Flagstaffs can become weathered and lose their original look like the one pictured. That is easily remedied! Well, not easy-easy, but it’s not really all that difficult. Here are the steps:
- Remove the ferrules and middle screw joints.
- Sand the staffs down completely to the wood.
- Stain the the staffs.
- Coat the staffs with at least five coats of urethane.
Use 80-grit sandpaper to remove the finish, then step it down to 120, 180, 220, 240 for a smooth finish. You may want to use a sheet of printer paper between coats of polyurethane to give it a smooth and glossy finish. Three coats of polyurethane will work great for heavy use protection.
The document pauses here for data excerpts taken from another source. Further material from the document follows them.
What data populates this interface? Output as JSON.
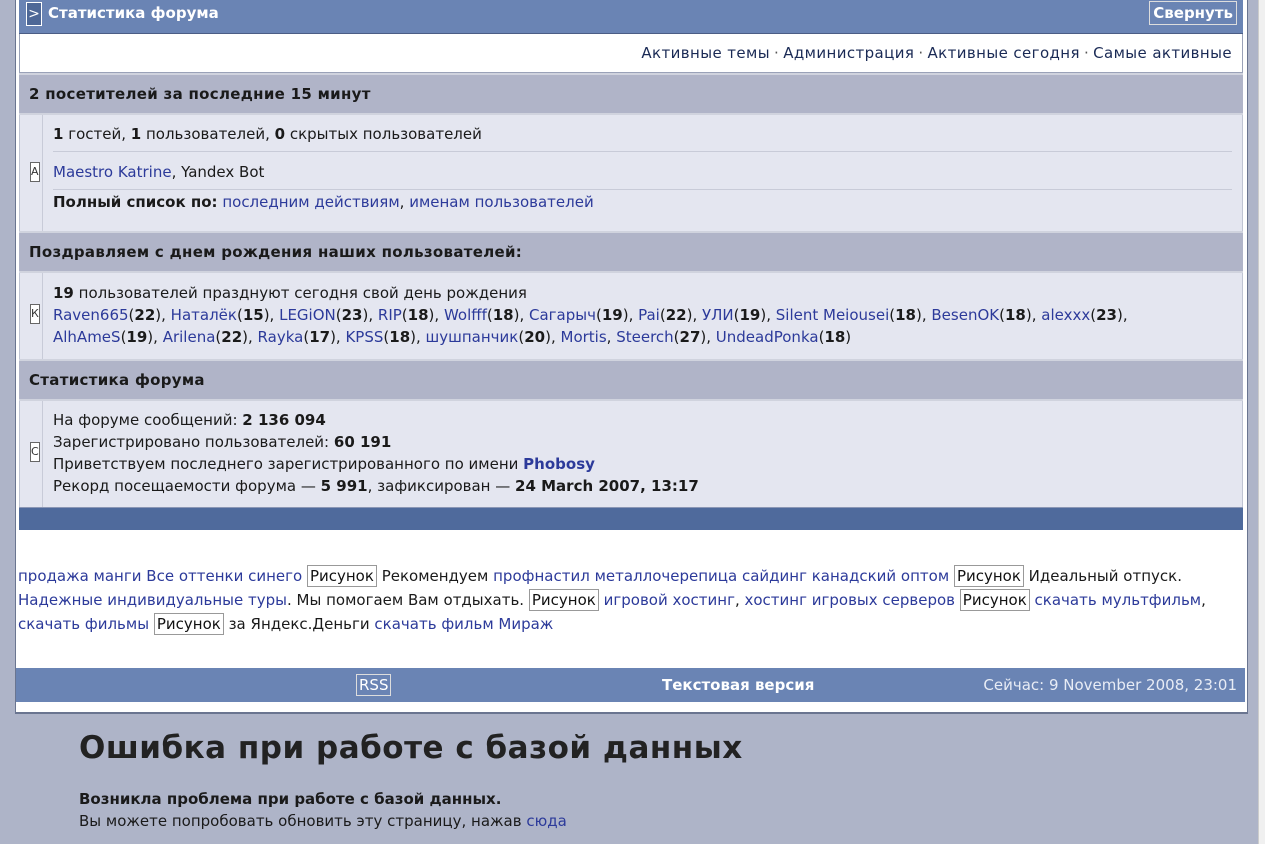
{
  "titlebar": {
    "toggle": ">",
    "title": "Статистика форума",
    "collapse": "Свернуть"
  },
  "nav": {
    "links": [
      "Активные темы",
      "Администрация",
      "Активные сегодня",
      "Самые активные"
    ],
    "sep": "·"
  },
  "visitors": {
    "header": "2 посетителей за последние 15 минут",
    "icon": "A",
    "guests": "1",
    "guests_label": " гостей, ",
    "users": "1",
    "users_label": " пользователей, ",
    "hidden": "0",
    "hidden_label": " скрытых пользователей",
    "online": [
      "Maestro Katrine",
      "Yandex Bot"
    ],
    "fulllist_label": "Полный список по:",
    "fulllist_links": [
      "последним действиям",
      "именам пользователей"
    ]
  },
  "birthdays": {
    "header": "Поздравляем с днем рождения наших пользователей:",
    "icon": "К",
    "count": "19",
    "count_label": " пользователей празднуют сегодня свой день рождения",
    "line1": [
      {
        "name": "Raven665",
        "age": "22"
      },
      {
        "name": "Наталёк",
        "age": "15"
      },
      {
        "name": "LEGiON",
        "age": "23"
      },
      {
        "name": "RIP",
        "age": "18"
      },
      {
        "name": "Wolfff",
        "age": "18"
      },
      {
        "name": "Сагарыч",
        "age": "19"
      },
      {
        "name": "Pai",
        "age": "22"
      },
      {
        "name": "УЛИ",
        "age": "19"
      },
      {
        "name": "Silent Meiousei",
        "age": "18"
      },
      {
        "name": "BesenOK",
        "age": "18"
      },
      {
        "name": "alexxx",
        "age": "23"
      }
    ],
    "line2": [
      {
        "name": "AlhAmeS",
        "age": "19"
      },
      {
        "name": "Arilena",
        "age": "22"
      },
      {
        "name": "Rayka",
        "age": "17"
      },
      {
        "name": "KPSS",
        "age": "18"
      },
      {
        "name": "шушпанчик",
        "age": "20"
      },
      {
        "name": "Mortis",
        "age": ""
      },
      {
        "name": "Steerch",
        "age": "27"
      },
      {
        "name": "UndeadPonka",
        "age": "18"
      }
    ]
  },
  "stats": {
    "header": "Статистика форума",
    "icon": "С",
    "posts_label": "На форуме сообщений: ",
    "posts": "2 136 094",
    "registered_label": "Зарегистрировано пользователей: ",
    "registered": "60 191",
    "welcome_label": "Приветствуем последнего зарегистрированного по имени ",
    "newest": "Phobosy",
    "record_label": "Рекорд посещаемости форума — ",
    "record": "5 991",
    "record_mid": ", зафиксирован — ",
    "record_date": "24 March 2007, 13:17"
  },
  "ads": {
    "a1": "продажа манги",
    "a2": "Все оттенки синего",
    "img": "Рисунок",
    "t1": " Рекомендуем ",
    "a3": "профнастил",
    "a4": "металлочерепица",
    "a5": "сайдинг канадский оптом",
    "t2": " Идеальный отпуск.",
    "a6": "Надежные индивидуальные туры",
    "t3": ". Мы помогаем Вам отдыхать.",
    "a7": "игровой хостинг",
    "a8": "хостинг игровых серверов",
    "a9": "скачать мультфильм",
    "a10": "скачать фильмы",
    "t4": " за Яндекс.Деньги ",
    "a11": "скачать фильм Мираж"
  },
  "footer": {
    "rss": "RSS",
    "textver": "Текстовая версия",
    "now": "Сейчас: 9 November 2008, 23:01"
  },
  "error": {
    "title": "Ошибка при работе с базой данных",
    "line1": "Возникла проблема при работе с базой данных.",
    "line2": "Вы можете попробовать обновить эту страницу, нажав ",
    "link": "сюда"
  }
}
The stain to use is Minwax Wood Finish Penatrating Stain, Natural 209.
The photo at the top of the page was the start and this is the final product!
I want to give a huge THANK YOU to Matthew Benoit-LaFleur and his Civil Air Patrol Unit in Idaho for providing these instructions that can help many, many others!
Here is the suggested topcoat. Minwax Indoor/Outdoor Helmsman Spar Urethane.
Is there a significance to the color of the flagstaff? I have seen some that are darker more like a walnut color and the lighter natural oak. Do they have different flagstaff colors for different reasons?
From what I can find, the light ash wood guidon staff has been the standard since WWII. The Old Guard (the Army’s honor guard in Washington DC) uses darker stained staffs and Marine Barracks Washington (The Marine Corps’ honor guard in DC) actually uses an historic black, solid steel staff.